I often stumble upon a quote on the Internet that women must not measure their worth by a thigh gap, but then each time we upload a picture on Instagram or Facebook, people usually comment “Have you lost weight?” or “Have you gained weight?” Alas, the unholy words! Why is it that we notice the weight of a person before anything else? Why is it that we’re so critical of ourselves and the people around us? It’s deep-rooted, but I’m glad people have started talking about this more than before. That eating healthy is great, but starving isn’t. Those cheat meals are okay but unnecessary diets aren’t.
I watched Lily Collins To the Bone on Netflix, which was a flashback of the apparent misery I endured months ago (or even now). Maybe I still am frantic about not eating everything I want, but that’s okay as long as I don’t wake up in the middle of the night with a terrible stomach ache. Nights when I reassured myself that I was hours away from breakfast time. See the pattern with refusing to eat is that it becomes an addictive habit when the desire to eat slowly dies. You cannot stomach most of the items on your plate and you find certain food items disgusting too. To the Bone broaches the sensitive topic of anorexia while depicting the phantom fixation of an ‘incorrigible thin’ image. Even when it’s killing us. I admit it was painful to watch it but it was a reminder that forming an unrealistic opinion of an ideal body and do utterly bizarre things to own it is more than ludicrous.
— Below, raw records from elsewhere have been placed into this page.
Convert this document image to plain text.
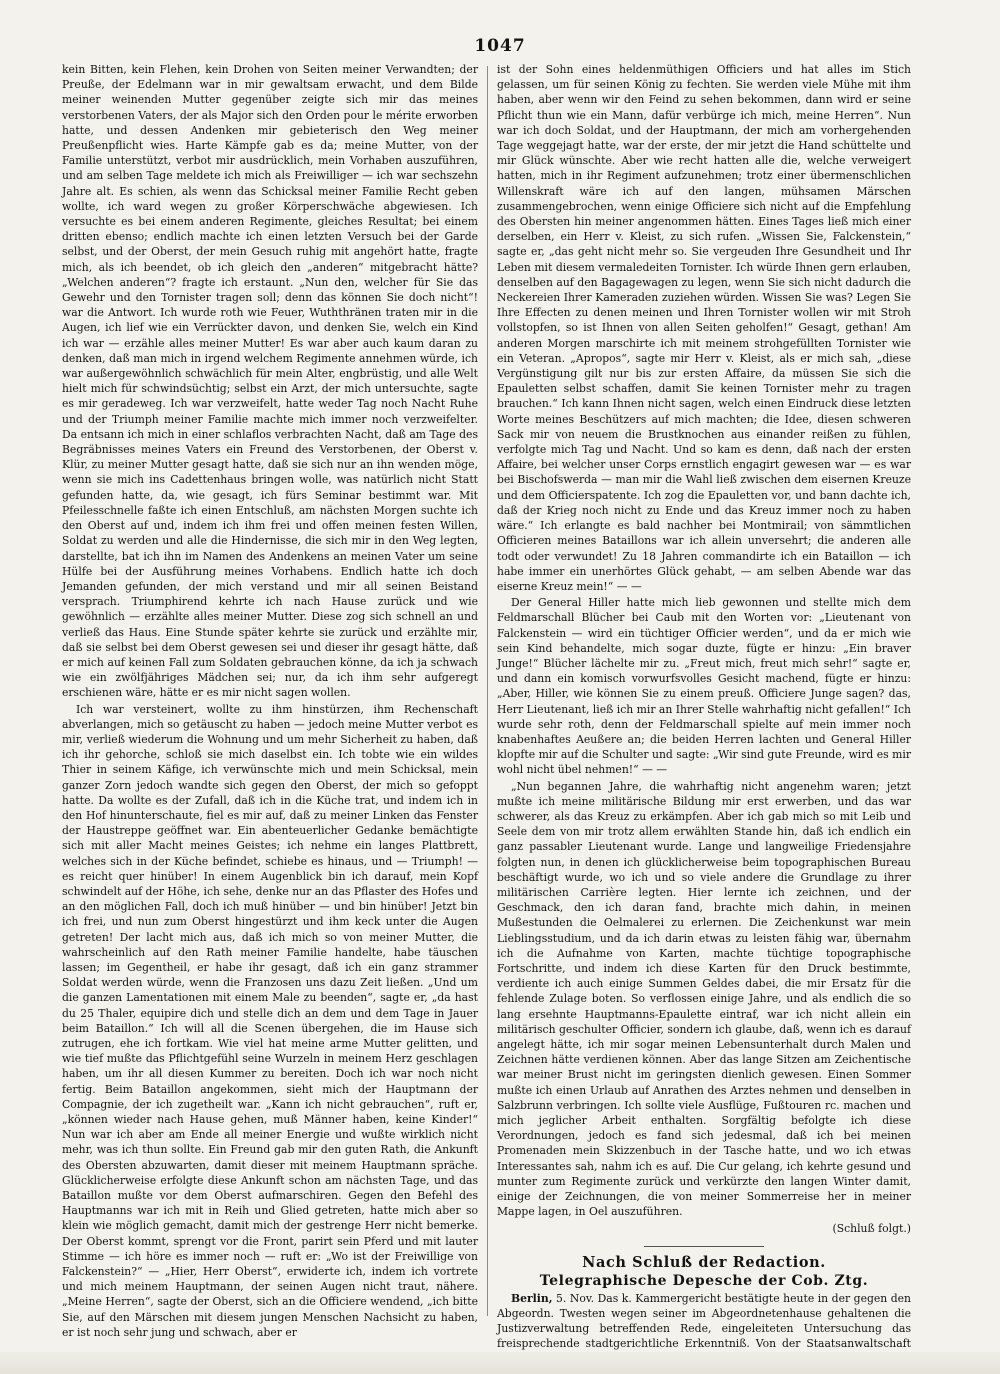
1047

kein Bitten, kein Flehen, kein Drohen von Seiten meiner Verwandten; der Preuße, der Edelmann war in mir gewaltsam erwacht, und dem Bilde meiner weinenden Mutter gegenüber zeigte sich mir das meines verstorbenen Vaters, der als Major sich den Orden pour le mérite erworben hatte, und dessen Andenken mir gebieterisch den Weg meiner Preußenpflicht wies. Harte Kämpfe gab es da; meine Mutter, von der Familie unterstützt, verbot mir ausdrücklich, mein Vorhaben auszuführen, und am selben Tage meldete ich mich als Freiwilliger — ich war sechszehn Jahre alt. Es schien, als wenn das Schicksal meiner Familie Recht geben wollte, ich ward wegen zu großer Körperschwäche abgewiesen. Ich versuchte es bei einem anderen Regimente, gleiches Resultat; bei einem dritten ebenso; endlich machte ich einen letzten Versuch bei der Garde selbst, und der Oberst, der mein Gesuch ruhig mit angehört hatte, fragte mich, als ich beendet, ob ich gleich den „anderen“ mitgebracht hätte? „Welchen anderen“? fragte ich erstaunt. „Nun den, welcher für Sie das Gewehr und den Tornister tragen soll; denn das können Sie doch nicht“! war die Antwort. Ich wurde roth wie Feuer, Wuththränen traten mir in die Augen, ich lief wie ein Verrückter davon, und denken Sie, welch ein Kind ich war — erzähle alles meiner Mutter! Es war aber auch kaum daran zu denken, daß man mich in irgend welchem Regimente annehmen würde, ich war außergewöhnlich schwächlich für mein Alter, engbrüstig, und alle Welt hielt mich für schwindsüchtig; selbst ein Arzt, der mich untersuchte, sagte es mir geradeweg. Ich war verzweifelt, hatte weder Tag noch Nacht Ruhe und der Triumph meiner Familie machte mich immer noch verzweifelter. Da entsann ich mich in einer schlaflos verbrachten Nacht, daß am Tage des Begräbnisses meines Vaters ein Freund des Verstorbenen, der Oberst v. Klür, zu meiner Mutter gesagt hatte, daß sie sich nur an ihn wenden möge, wenn sie mich ins Cadettenhaus bringen wolle, was natürlich nicht Statt gefunden hatte, da, wie gesagt, ich fürs Seminar bestimmt war. Mit Pfeilesschnelle faßte ich einen Entschluß, am nächsten Morgen suchte ich den Oberst auf und, indem ich ihm frei und offen meinen festen Willen, Soldat zu werden und alle die Hindernisse, die sich mir in den Weg legten, darstellte, bat ich ihn im Namen des Andenkens an meinen Vater um seine Hülfe bei der Ausführung meines Vorhabens. Endlich hatte ich doch Jemanden gefunden, der mich verstand und mir all seinen Beistand versprach. Triumphirend kehrte ich nach Hause zurück und wie gewöhnlich — erzählte alles meiner Mutter. Diese zog sich schnell an und verließ das Haus. Eine Stunde später kehrte sie zurück und erzählte mir, daß sie selbst bei dem Oberst gewesen sei und dieser ihr gesagt hätte, daß er mich auf keinen Fall zum Soldaten gebrauchen könne, da ich ja schwach wie ein zwölfjähriges Mädchen sei; nur, da ich ihm sehr aufgeregt erschienen wäre, hätte er es mir nicht sagen wollen.

Ich war versteinert, wollte zu ihm hinstürzen, ihm Rechenschaft abverlangen, mich so getäuscht zu haben — jedoch meine Mutter verbot es mir, verließ wiederum die Wohnung und um mehr Sicherheit zu haben, daß ich ihr gehorche, schloß sie mich daselbst ein. Ich tobte wie ein wildes Thier in seinem Käfige, ich verwünschte mich und mein Schicksal, mein ganzer Zorn jedoch wandte sich gegen den Oberst, der mich so gefoppt hatte. Da wollte es der Zufall, daß ich in die Küche trat, und indem ich in den Hof hinunterschaute, fiel es mir auf, daß zu meiner Linken das Fenster der Haustreppe geöffnet war. Ein abenteuerlicher Gedanke bemächtigte sich mit aller Macht meines Geistes; ich nehme ein langes Plattbrett, welches sich in der Küche befindet, schiebe es hinaus, und — Triumph! — es reicht quer hinüber! In einem Augenblick bin ich darauf, mein Kopf schwindelt auf der Höhe, ich sehe, denke nur an das Pflaster des Hofes und an den möglichen Fall, doch ich muß hinüber — und bin hinüber! Jetzt bin ich frei, und nun zum Oberst hingestürzt und ihm keck unter die Augen getreten! Der lacht mich aus, daß ich mich so von meiner Mutter, die wahrscheinlich auf den Rath meiner Familie handelte, habe täuschen lassen; im Gegentheil, er habe ihr gesagt, daß ich ein ganz strammer Soldat werden würde, wenn die Franzosen uns dazu Zeit ließen. „Und um die ganzen Lamentationen mit einem Male zu beenden“, sagte er, „da hast du 25 Thaler, equipire dich und stelle dich an dem und dem Tage in Jauer beim Bataillon.“ Ich will all die Scenen übergehen, die im Hause sich zutrugen, ehe ich fortkam. Wie viel hat meine arme Mutter gelitten, und wie tief mußte das Pflichtgefühl seine Wurzeln in meinem Herz geschlagen haben, um ihr all diesen Kummer zu bereiten. Doch ich war noch nicht fertig. Beim Bataillon angekommen, sieht mich der Hauptmann der Compagnie, der ich zugetheilt war. „Kann ich nicht gebrauchen“, ruft er, „können wieder nach Hause gehen, muß Männer haben, keine Kinder!“ Nun war ich aber am Ende all meiner Energie und wußte wirklich nicht mehr, was ich thun sollte. Ein Freund gab mir den guten Rath, die Ankunft des Obersten abzuwarten, damit dieser mit meinem Hauptmann spräche. Glücklicherweise erfolgte diese Ankunft schon am nächsten Tage, und das Bataillon mußte vor dem Oberst aufmarschiren. Gegen den Befehl des Hauptmanns war ich mit in Reih und Glied getreten, hatte mich aber so klein wie möglich gemacht, damit mich der gestrenge Herr nicht bemerke. Der Oberst kommt, sprengt vor die Front, parirt sein Pferd und mit lauter Stimme — ich höre es immer noch — ruft er: „Wo ist der Freiwillige von Falckenstein?“ — „Hier, Herr Oberst“, erwiderte ich, indem ich vortrete und mich meinem Hauptmann, der seinen Augen nicht traut, nähere. „Meine Herren“, sagte der Oberst, sich an die Officiere wendend, „ich bitte Sie, auf den Märschen mit diesem jungen Menschen Nachsicht zu haben, er ist noch sehr jung und schwach, aber er

ist der Sohn eines heldenmüthigen Officiers und hat alles im Stich gelassen, um für seinen König zu fechten. Sie werden viele Mühe mit ihm haben, aber wenn wir den Feind zu sehen bekommen, dann wird er seine Pflicht thun wie ein Mann, dafür verbürge ich mich, meine Herren“. Nun war ich doch Soldat, und der Hauptmann, der mich am vorhergehenden Tage weggejagt hatte, war der erste, der mir jetzt die Hand schüttelte und mir Glück wünschte. Aber wie recht hatten alle die, welche verweigert hatten, mich in ihr Regiment aufzunehmen; trotz einer übermenschlichen Willenskraft wäre ich auf den langen, mühsamen Märschen zusammengebrochen, wenn einige Officiere sich nicht auf die Empfehlung des Obersten hin meiner angenommen hätten. Eines Tages ließ mich einer derselben, ein Herr v. Kleist, zu sich rufen. „Wissen Sie, Falckenstein,“ sagte er, „das geht nicht mehr so. Sie vergeuden Ihre Gesundheit und Ihr Leben mit diesem vermaledeiten Tornister. Ich würde Ihnen gern erlauben, denselben auf den Bagagewagen zu legen, wenn Sie sich nicht dadurch die Neckereien Ihrer Kameraden zuziehen würden. Wissen Sie was? Legen Sie Ihre Effecten zu denen meinen und Ihren Tornister wollen wir mit Stroh vollstopfen, so ist Ihnen von allen Seiten geholfen!“ Gesagt, gethan! Am anderen Morgen marschirte ich mit meinem strohgefüllten Tornister wie ein Veteran. „Apropos“, sagte mir Herr v. Kleist, als er mich sah, „diese Vergünstigung gilt nur bis zur ersten Affaire, da müssen Sie sich die Epauletten selbst schaffen, damit Sie keinen Tornister mehr zu tragen brauchen.“ Ich kann Ihnen nicht sagen, welch einen Eindruck diese letzten Worte meines Beschützers auf mich machten; die Idee, diesen schweren Sack mir von neuem die Brustknochen aus einander reißen zu fühlen, verfolgte mich Tag und Nacht. Und so kam es denn, daß nach der ersten Affaire, bei welcher unser Corps ernstlich engagirt gewesen war — es war bei Bischofswerda — man mir die Wahl ließ zwischen dem eisernen Kreuze und dem Officierspatente. Ich zog die Epauletten vor, und bann dachte ich, daß der Krieg noch nicht zu Ende und das Kreuz immer noch zu haben wäre.“ Ich erlangte es bald nachher bei Montmirail; von sämmtlichen Officieren meines Bataillons war ich allein unversehrt; die anderen alle todt oder verwundet! Zu 18 Jahren commandirte ich ein Bataillon — ich habe immer ein unerhörtes Glück gehabt, — am selben Abende war das eiserne Kreuz mein!“ — —

Der General Hiller hatte mich lieb gewonnen und stellte mich dem Feldmarschall Blücher bei Caub mit den Worten vor: „Lieutenant von Falckenstein — wird ein tüchtiger Officier werden“, und da er mich wie sein Kind behandelte, mich sogar duzte, fügte er hinzu: „Ein braver Junge!“ Blücher lächelte mir zu. „Freut mich, freut mich sehr!“ sagte er, und dann ein komisch vorwurfsvolles Gesicht machend, fügte er hinzu: „Aber, Hiller, wie können Sie zu einem preuß. Officiere Junge sagen? das, Herr Lieutenant, ließ ich mir an Ihrer Stelle wahrhaftig nicht gefallen!“ Ich wurde sehr roth, denn der Feldmarschall spielte auf mein immer noch knabenhaftes Aeußere an; die beiden Herren lachten und General Hiller klopfte mir auf die Schulter und sagte: „Wir sind gute Freunde, wird es mir wohl nicht übel nehmen!“ — —

„Nun begannen Jahre, die wahrhaftig nicht angenehm waren; jetzt mußte ich meine militärische Bildung mir erst erwerben, und das war schwerer, als das Kreuz zu erkämpfen. Aber ich gab mich so mit Leib und Seele dem von mir trotz allem erwählten Stande hin, daß ich endlich ein ganz passabler Lieutenant wurde. Lange und langweilige Friedensjahre folgten nun, in denen ich glücklicherweise beim topographischen Bureau beschäftigt wurde, wo ich und so viele andere die Grundlage zu ihrer militärischen Carrière legten. Hier lernte ich zeichnen, und der Geschmack, den ich daran fand, brachte mich dahin, in meinen Mußestunden die Oelmalerei zu erlernen. Die Zeichenkunst war mein Lieblingsstudium, und da ich darin etwas zu leisten fähig war, übernahm ich die Aufnahme von Karten, machte tüchtige topographische Fortschritte, und indem ich diese Karten für den Druck bestimmte, verdiente ich auch einige Summen Geldes dabei, die mir Ersatz für die fehlende Zulage boten. So verflossen einige Jahre, und als endlich die so lang ersehnte Hauptmanns-Epaulette eintraf, war ich nicht allein ein militärisch geschulter Officier, sondern ich glaube, daß, wenn ich es darauf angelegt hätte, ich mir sogar meinen Lebensunterhalt durch Malen und Zeichnen hätte verdienen können. Aber das lange Sitzen am Zeichentische war meiner Brust nicht im geringsten dienlich gewesen. Einen Sommer mußte ich einen Urlaub auf Anrathen des Arztes nehmen und denselben in Salzbrunn verbringen. Ich sollte viele Ausflüge, Fußtouren rc. machen und mich jeglicher Arbeit enthalten. Sorgfältig befolgte ich diese Verordnungen, jedoch es fand sich jedesmal, daß ich bei meinen Promenaden mein Skizzenbuch in der Tasche hatte, und wo ich etwas Interessantes sah, nahm ich es auf. Die Cur gelang, ich kehrte gesund und munter zum Regimente zurück und verkürzte den langen Winter damit, einige der Zeichnungen, die von meiner Sommerreise her in meiner Mappe lagen, in Oel auszuführen.

(Schluß folgt.)
Nach Schluß der Redaction.
Telegraphische Depesche der Cob. Ztg.

Berlin, 5. Nov. Das k. Kammergericht bestätigte heute in der gegen den Abgeordn. Twesten wegen seiner im Abgeordnetenhause gehaltenen die Justizverwaltung betreffenden Rede, eingeleiteten Untersuchung das freisprechende stadtgerichtliche Erkenntniß. Von der Staatsanwaltschaft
I remember the times when my mother would urge me to eat, and my friends would yell at me to finish everything on my plate. I refused to eat. I was beyond logic and sanity. And one fine day after fretting and spending many sleepless nights, I tried to understand what eating right was. I stopped glorifying starvation but I’ve also reduced eating out. Exponentially, if I must add. I prefer home-cooked meals and more importantly, I stand in front of the mirror and love what I see. After embracing more physical activity into my routine, I also see how my body and skin are transforming. Right from the time I was a teenager, I gluttonously consumed fashion magazines like a devil but now, I kicked them out of my life entirely. What’s the point of reading something that barely makes you feel good about yourself?